Sunspots and Solarflares correlation

Primary LanguageJupyter Notebook

Sun Thoughts



The goal of this project is to find out the correlation between the sunspots and solarflares. My hipothesis is that correlation exists.


The flares dataset is from Kaggle, thanks to Arxiv. The dataset about sunspots is from the Quandl API.


For this project I build a pipeline with all functions to make the statatistics, plots and the report. Just executing the file main.py or main.ipynb all work is done.

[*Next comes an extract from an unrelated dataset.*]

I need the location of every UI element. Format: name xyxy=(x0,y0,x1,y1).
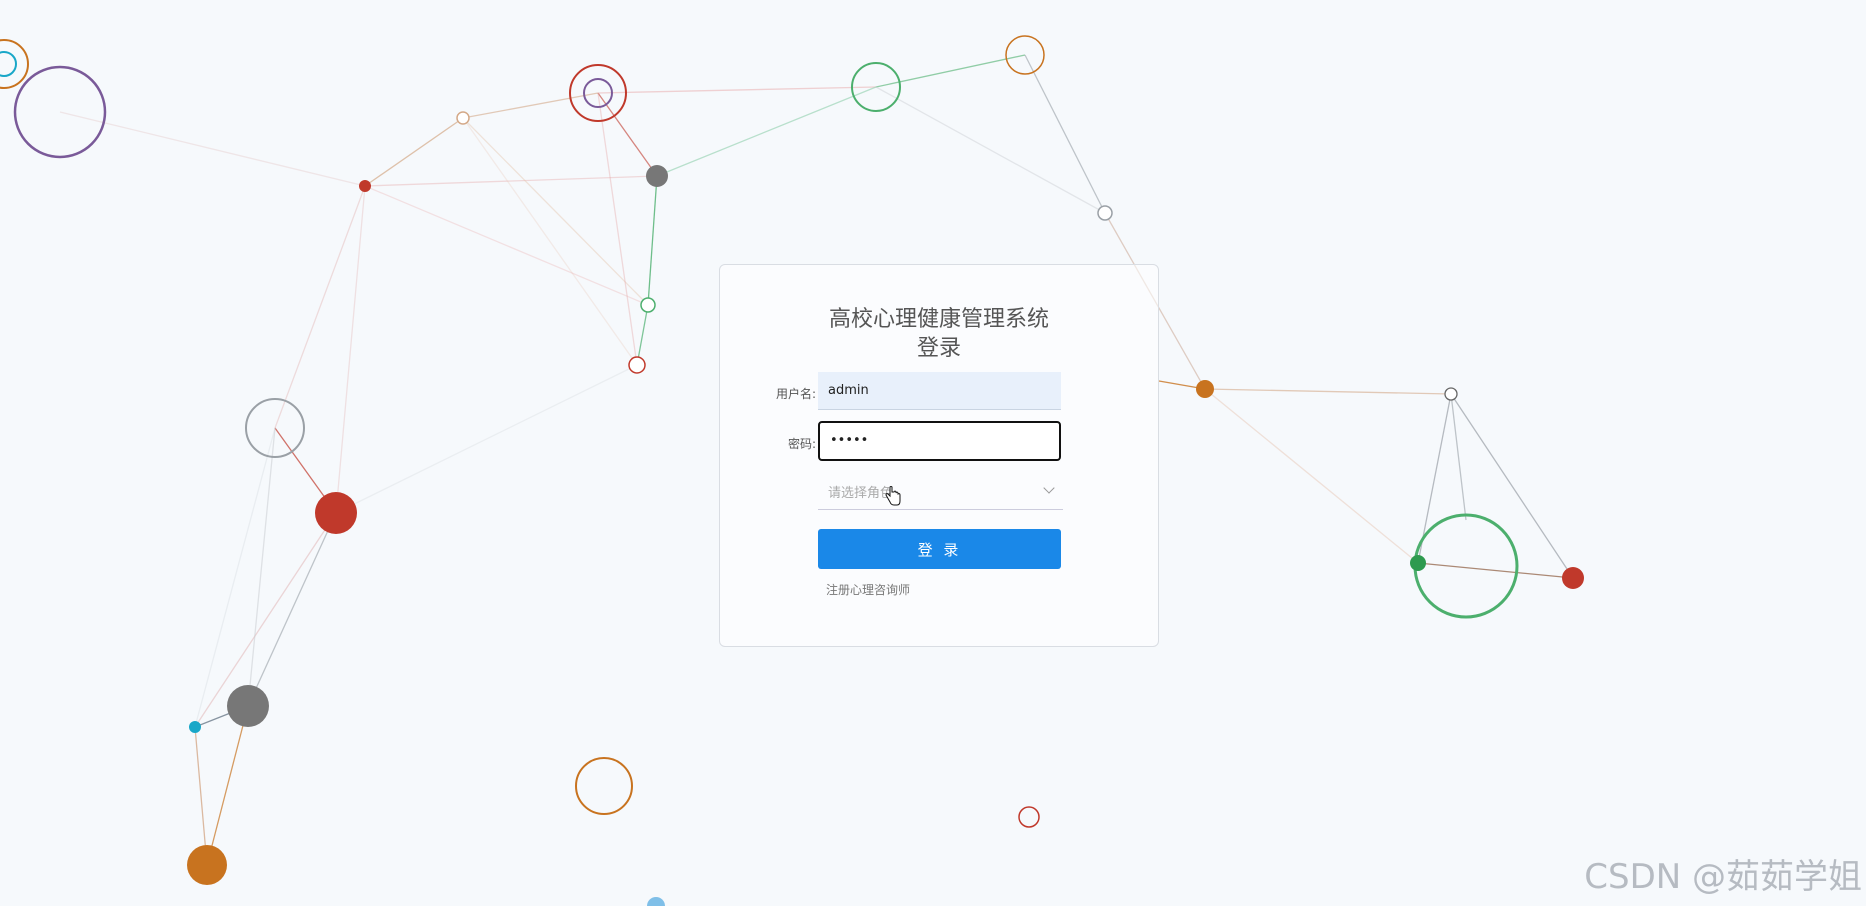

The distribution of solar flares in time is shown in the next plot:

Solar Flares

The distribution of sunspots is:


The data for this project is from just one solar cycle, with its maximum in 2013, so is needed more info. It is not clear, but that plots look like a Normal Distribution in time. The proportion of both flares and spots are as follow:

dist flares

dist spots

Both distributions look like a Poisson Distribution. That makes sense, after all both phenomena are "rare" events. The next plot shows the flares classification. There is no data about A-class flares:

Flare classes

With this analysis, I've tried to find the correlation between solar flares and sunspots. For that I use Pearson, Spearman and Kendall correlations to look for linear and non-linear correlation. First, Pearson correlation:


Pearson correlation between the flares number and spot number is 0.32

Pearson correlation between both monthly averages is 0.5

Pearson correlation between spot monthly average and flares monthly maximum is 0.35

It seems there is no linear correlation between both variables, except in the monthly averages (reference).


Spearman correlation between the flares number and spot number is 0.38

Spearman correlation between both monthly averages is 0.75

Spearman correlation between spot monthly average and flares monthly maximum is 0.71

In this case there is a strong non-linear correlation between the monthly averages and the spot monthly average with flares monthly maximum. Now Kendall correlation:


Kendall correlation between the flares number and spot number is 0.27

Kendall correlation between both monthly averages is 0.56

Kendall correlation between spot monthly average and flares monthly maximum is 0.52

With all this data, effectively there is some kind of correlation between solar flares and sunspots, and therefore between both and coronal mass ejections (CME), which can be cause of serious damage in technological fields. For causality research would be neccesary more analysis with mora data, as the sunspots size or bigger temporal range.